US measuring cups are used (1 cup = 240 ml)
Course Snack
Cuisine Indian
Prep Time 10 minutes
Cook Time 15 minutes
Total Time 25 minutes
Yield 3 servings (about 3 cups)
Author Kanan

Ingredients (1 cup = 240 ml)

  • 3 cups Thin poha
  • 1 tablespoon Oil
  • ½ teaspoon Mustard seeds
  • 1 Green chili chopped finely
  • 5-6 Curry leaves
  • 2-3 tablespoons Peanuts
  • 2 tablespoons Roasted chana dal (Fried gram or daria, dalia)
  • 1 tablespoon Dried coconut slices
  • ½ teaspoon Turmeric powder
  • Salt to taste
  • 1 teaspoon Sugar
  • a very small pinch or 1/16 teaspoon Citric acid (nimboo ful)

Instructions

Dry roasting the poha:

  1. First we will roast the poha. I have roasted on stove top.
  2. Heat the pan on medium heat and dry roast the poha for about 2-3 minutes with stirring constantly or till they gets crispy.
  3. No need to change the color or anything. Just make sure that poha are crispy. Remove them in another bowl.
  4. Alternately, you can roast them in microwave as well.
  5. take poha in a microwave safe bowl. And microwave it for 2-3 minutes on high power.

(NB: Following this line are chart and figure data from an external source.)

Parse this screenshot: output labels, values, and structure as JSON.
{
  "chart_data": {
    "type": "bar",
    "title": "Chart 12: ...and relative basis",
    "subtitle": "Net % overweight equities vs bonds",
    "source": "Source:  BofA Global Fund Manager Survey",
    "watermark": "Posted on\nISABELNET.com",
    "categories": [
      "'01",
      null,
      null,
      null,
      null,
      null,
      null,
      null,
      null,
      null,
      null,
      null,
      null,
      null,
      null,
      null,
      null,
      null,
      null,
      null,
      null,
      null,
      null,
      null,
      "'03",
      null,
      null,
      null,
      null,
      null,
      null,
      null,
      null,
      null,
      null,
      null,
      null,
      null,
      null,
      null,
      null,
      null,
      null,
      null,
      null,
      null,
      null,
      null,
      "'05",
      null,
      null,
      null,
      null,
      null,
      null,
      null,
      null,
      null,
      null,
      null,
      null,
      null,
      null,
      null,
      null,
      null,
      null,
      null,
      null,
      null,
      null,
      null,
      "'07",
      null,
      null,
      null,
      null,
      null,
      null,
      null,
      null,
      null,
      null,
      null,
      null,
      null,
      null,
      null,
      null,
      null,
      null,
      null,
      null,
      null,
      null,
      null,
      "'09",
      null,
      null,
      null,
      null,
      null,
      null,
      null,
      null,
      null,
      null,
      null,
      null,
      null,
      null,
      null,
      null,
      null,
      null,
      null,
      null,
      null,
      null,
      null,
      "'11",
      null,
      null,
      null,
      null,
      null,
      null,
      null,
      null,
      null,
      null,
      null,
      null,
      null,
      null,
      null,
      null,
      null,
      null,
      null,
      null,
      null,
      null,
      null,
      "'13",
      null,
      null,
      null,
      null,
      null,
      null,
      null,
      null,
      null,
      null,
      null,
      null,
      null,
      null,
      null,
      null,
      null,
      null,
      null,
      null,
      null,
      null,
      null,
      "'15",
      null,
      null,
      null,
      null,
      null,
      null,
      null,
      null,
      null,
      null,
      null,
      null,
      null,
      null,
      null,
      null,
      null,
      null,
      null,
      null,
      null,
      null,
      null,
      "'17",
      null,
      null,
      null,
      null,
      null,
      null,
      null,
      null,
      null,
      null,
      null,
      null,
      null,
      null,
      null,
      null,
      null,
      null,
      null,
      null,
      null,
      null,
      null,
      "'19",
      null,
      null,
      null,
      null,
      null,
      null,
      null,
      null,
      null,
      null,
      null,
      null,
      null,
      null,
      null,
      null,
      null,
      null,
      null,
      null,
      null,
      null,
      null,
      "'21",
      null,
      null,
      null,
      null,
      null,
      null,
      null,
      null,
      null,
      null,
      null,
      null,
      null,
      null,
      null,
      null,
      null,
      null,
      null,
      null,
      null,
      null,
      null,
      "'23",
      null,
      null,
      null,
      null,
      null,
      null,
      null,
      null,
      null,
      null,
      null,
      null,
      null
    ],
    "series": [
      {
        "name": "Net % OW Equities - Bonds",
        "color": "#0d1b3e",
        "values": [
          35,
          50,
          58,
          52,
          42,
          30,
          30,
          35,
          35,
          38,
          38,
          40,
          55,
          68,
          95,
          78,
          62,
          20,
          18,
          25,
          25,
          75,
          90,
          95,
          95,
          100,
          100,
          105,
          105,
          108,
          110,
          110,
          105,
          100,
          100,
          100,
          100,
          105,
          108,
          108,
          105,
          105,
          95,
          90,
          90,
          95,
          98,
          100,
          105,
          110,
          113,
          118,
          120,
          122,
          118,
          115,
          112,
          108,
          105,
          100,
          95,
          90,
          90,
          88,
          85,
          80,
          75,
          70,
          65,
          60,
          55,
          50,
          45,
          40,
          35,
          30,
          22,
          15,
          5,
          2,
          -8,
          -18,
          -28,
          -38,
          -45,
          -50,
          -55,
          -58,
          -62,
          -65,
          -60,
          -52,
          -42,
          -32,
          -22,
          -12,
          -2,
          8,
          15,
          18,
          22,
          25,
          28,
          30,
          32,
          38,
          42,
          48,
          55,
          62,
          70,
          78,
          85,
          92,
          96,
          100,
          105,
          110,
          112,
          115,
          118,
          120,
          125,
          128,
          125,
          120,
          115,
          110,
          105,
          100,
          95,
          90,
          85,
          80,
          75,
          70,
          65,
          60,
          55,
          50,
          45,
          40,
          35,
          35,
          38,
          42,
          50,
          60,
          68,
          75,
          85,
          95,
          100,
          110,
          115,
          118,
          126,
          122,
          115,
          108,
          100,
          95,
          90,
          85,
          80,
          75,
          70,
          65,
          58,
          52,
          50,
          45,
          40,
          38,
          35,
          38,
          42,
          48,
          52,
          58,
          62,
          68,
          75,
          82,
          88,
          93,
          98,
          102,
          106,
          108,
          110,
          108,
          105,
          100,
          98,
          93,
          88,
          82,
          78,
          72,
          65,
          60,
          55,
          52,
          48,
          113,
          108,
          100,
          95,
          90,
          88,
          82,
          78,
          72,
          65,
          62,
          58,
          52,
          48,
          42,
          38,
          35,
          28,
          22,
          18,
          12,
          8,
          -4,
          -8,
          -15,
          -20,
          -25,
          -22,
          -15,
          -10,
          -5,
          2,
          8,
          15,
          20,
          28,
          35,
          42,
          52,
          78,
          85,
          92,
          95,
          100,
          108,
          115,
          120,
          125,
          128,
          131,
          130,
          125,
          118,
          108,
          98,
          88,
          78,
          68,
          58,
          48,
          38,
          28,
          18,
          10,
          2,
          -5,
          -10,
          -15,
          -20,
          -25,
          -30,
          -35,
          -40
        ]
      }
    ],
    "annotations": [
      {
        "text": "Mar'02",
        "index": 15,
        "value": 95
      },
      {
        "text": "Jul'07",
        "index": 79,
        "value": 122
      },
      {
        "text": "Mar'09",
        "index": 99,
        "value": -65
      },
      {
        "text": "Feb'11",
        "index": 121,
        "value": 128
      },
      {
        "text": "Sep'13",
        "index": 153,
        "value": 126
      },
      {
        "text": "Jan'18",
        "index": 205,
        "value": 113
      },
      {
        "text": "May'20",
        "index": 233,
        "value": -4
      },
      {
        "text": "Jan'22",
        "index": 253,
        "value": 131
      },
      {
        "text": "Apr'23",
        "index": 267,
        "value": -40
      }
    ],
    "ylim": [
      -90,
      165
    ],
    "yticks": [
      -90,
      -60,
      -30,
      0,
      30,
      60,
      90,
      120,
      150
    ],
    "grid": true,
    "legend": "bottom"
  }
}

Making poha chivda recipe:

  1. In the pan, heat the oil on medium heat. Once hot, add mustard seeds and let them pop.
  2. Then add chopped green chilies and curry leaves. Saute till all the moisture from chilies and curry leaves are gone and they will become crispy.
  3. Then add peanuts, dalia and coconut slices. Roast them with stirring constantly till they get light brown in color and becomes crispy.
  4. Then add turmeric powder, sugar, salt and citric acid. Mix well.
  5. Immediately add roasted poha. Mix till everything is incorporated well.
  6. Let the chivda cool down completely, then store them in airtight container.